After a rewarding summer internship in 2025, mathematics major Arianna Maxwell will return to Roblox as a full-time employee in June.
By Jason P. Dinh
Arianna Maxwell was ecstatic when a recruiter from the online gaming and technology company Roblox called her late one evening last winter, offering her a summer internship in software development.
“I was so elated,” she said. “After talking to the recruiter, I called my dad and was like, ‘Oh my god, I can’t believe I got it.’”
Maxwell, a senior majoring in mathematics at the University of Maryland, always loved video games. She was raised in Santa Cruz, California, and relishes childhood memories of playing Mario Kart on the Nintendo Wii with her dad. She also played Roblox growing up.
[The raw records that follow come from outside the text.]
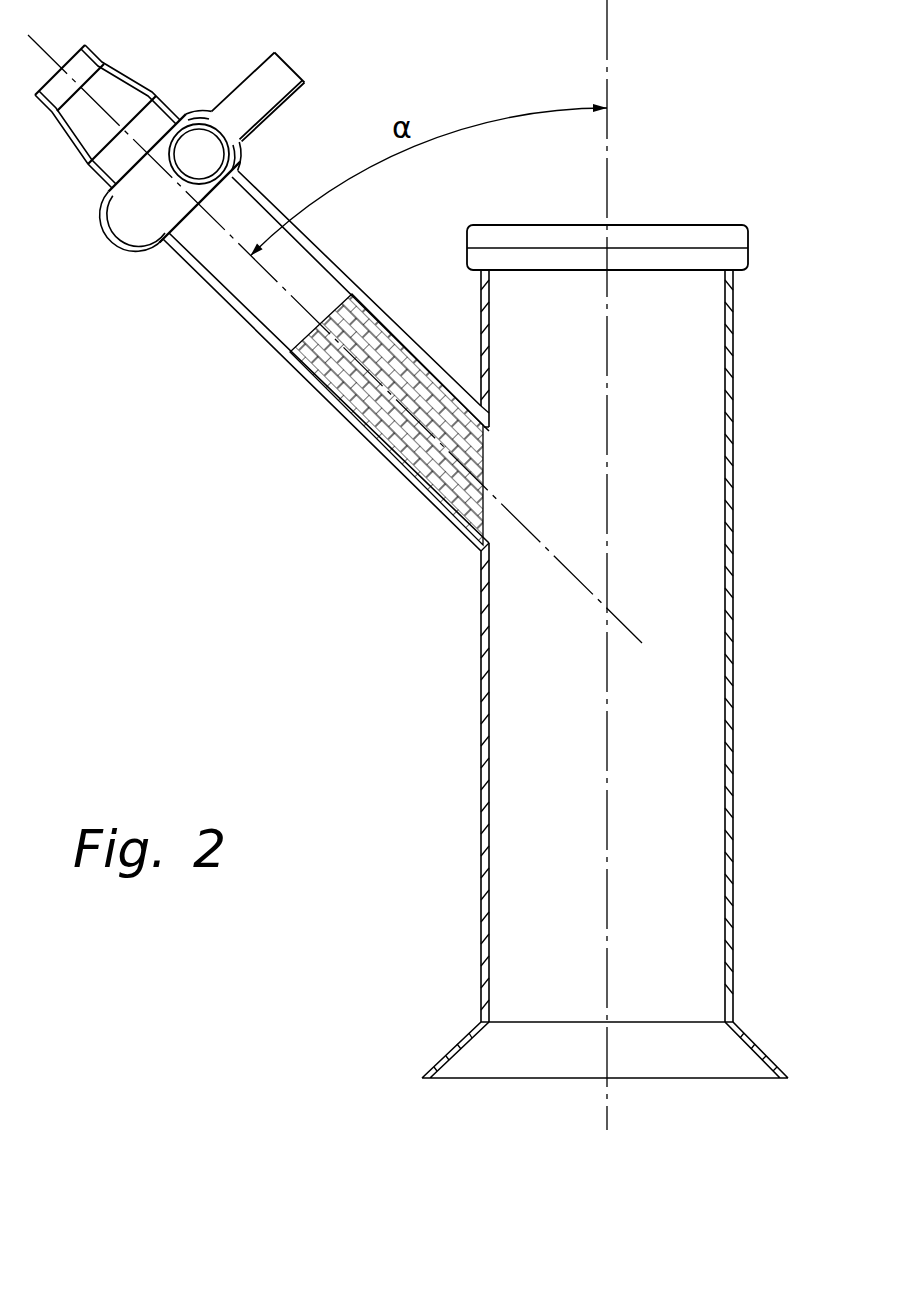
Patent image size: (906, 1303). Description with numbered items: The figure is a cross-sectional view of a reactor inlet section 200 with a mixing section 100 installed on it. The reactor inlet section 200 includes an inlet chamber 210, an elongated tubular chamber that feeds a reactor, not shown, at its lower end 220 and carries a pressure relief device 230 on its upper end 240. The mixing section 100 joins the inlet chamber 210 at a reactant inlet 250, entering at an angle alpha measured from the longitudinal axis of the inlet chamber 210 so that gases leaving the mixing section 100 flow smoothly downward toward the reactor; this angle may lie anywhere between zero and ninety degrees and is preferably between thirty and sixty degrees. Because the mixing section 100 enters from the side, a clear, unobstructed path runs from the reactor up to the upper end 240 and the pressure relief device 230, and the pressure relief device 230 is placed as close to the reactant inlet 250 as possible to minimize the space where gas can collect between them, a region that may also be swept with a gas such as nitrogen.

The mixing section 100 is at (202, 323).
The reactor inlet section 200 is at (768, 475).
The inlet chamber 210 is at (735, 613).
The lower end 220 is at (758, 1046).
The pressure relief device 230 is at (688, 226).
The upper end 240 is at (735, 274).
The reactant inlet 250 is at (484, 481).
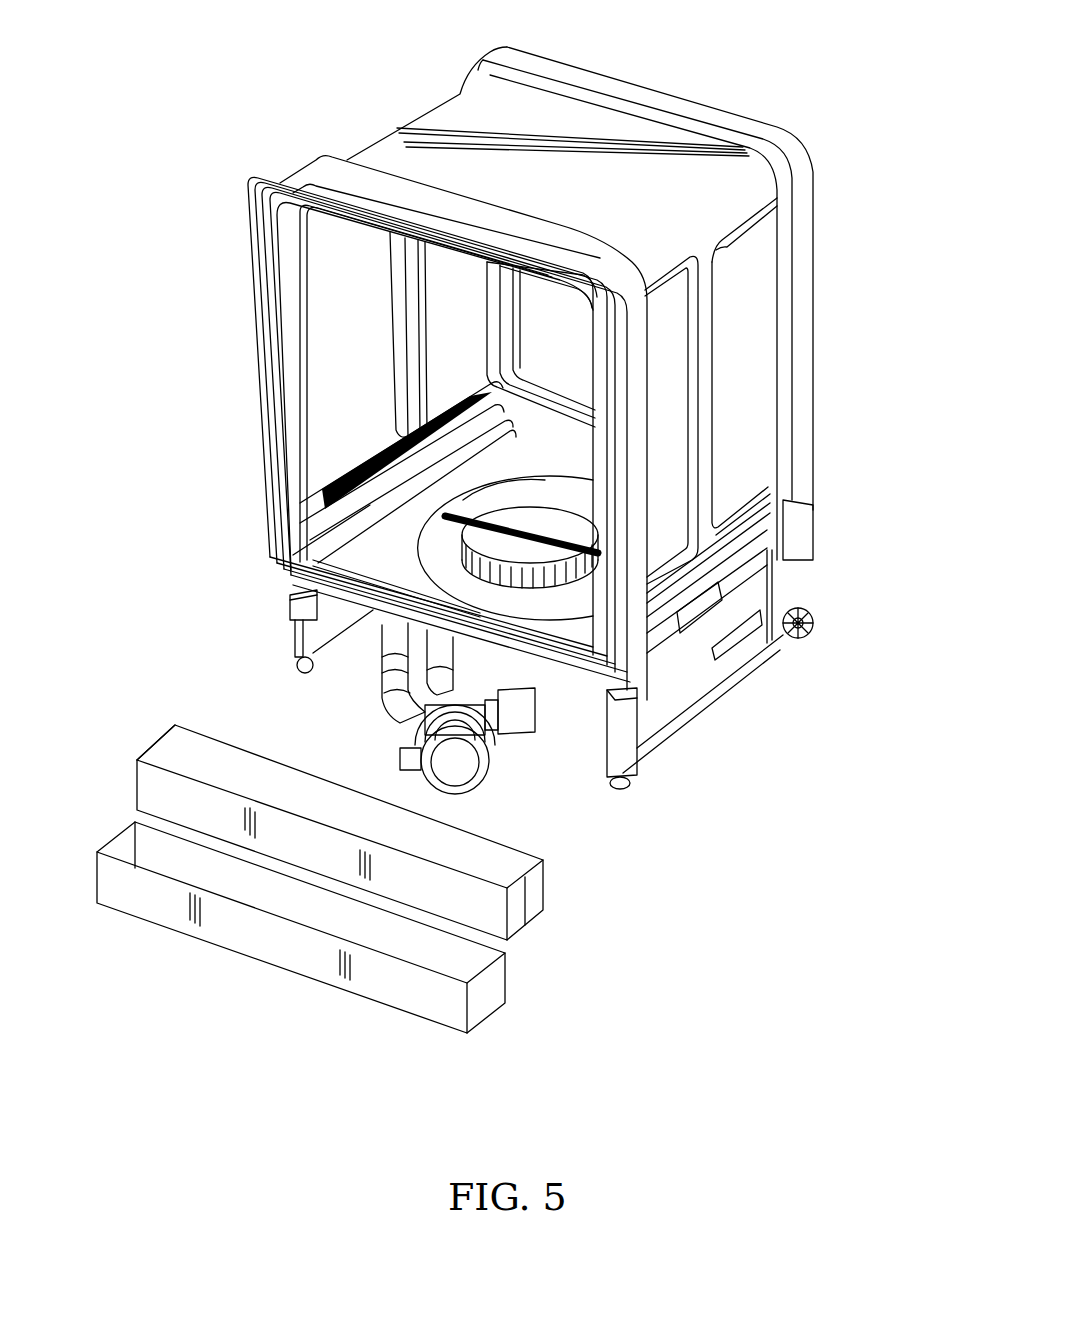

“During my internship, I reminisced when I looked at current popular experiences because sometimes they were the same ones from when I was young,” she said.
Maxwell always wanted to work in the gaming industry. Games were her gateway to computer programming—she created Minecraft mods starting in middle school. But she didn’t major in computer science. Instead, she pursued her other passion: mathematics.
Maxwell first fell in love with math during high school. She was drawn to the definitive nature of proofs—how they could be arbiters of right and wrong. But she said it was the “cool and creative” nature of math that captivated her. After she realized that the field had broad applications and offered more than just memorizing formulas and rote work, “it was pretty hard to drop the interest,” she explained.
She explored math inside and outside the classroom at UMD. For example, through an undergraduate fellowship with UMD’s MathQuantum Research Training Group, she researched algorithms for partial differential equations on quantum computers. In her free time, she read computer science textbooks to teach herself how to code.
“It sounds embarrassing to say that I read textbooks for fun,” she said, laughing. But her hard work in self-teaching paid off once she started her internship at Roblox.
Over the summer, she worked on a feature called instance streaming, which loads objects into and out of the video game. Now, Maxwell will return to Roblox as a full-time software development engineer after she graduates in the spring. She’s looking forward to working on a broader range of engineering problems—and applying her math skills to her new work.
One obvious application is image rendering work, she said, which she has pursued through independent projects in her free time.
“So much of computer graphics is trying to use computer science and algorithms to render images and do a good job approximating life. A lot of that is just math, and then optimization to make it practical,” she explained. “There’s a lot of discrete math involved in computer science. The higher you go, I’ve noticed that the two fields blend more and more.”
Beyond subject matter expertise, her math studies fortified her discipline and strengthened her resolve by requiring her to focus on solving a single problem for four to five hours at a time. Plus, she developed a strong quantitative intuition and abstract reasoning skills.
“Math training really helps in being able to hold and manipulate many moving pieces in your mind,” she said. “The practice develops the abstract reasoning required to think through any complex system.”
Those skills are useful in any field of employment, she said—and, looking ahead toward a long career, she believes they’ll take her a long way.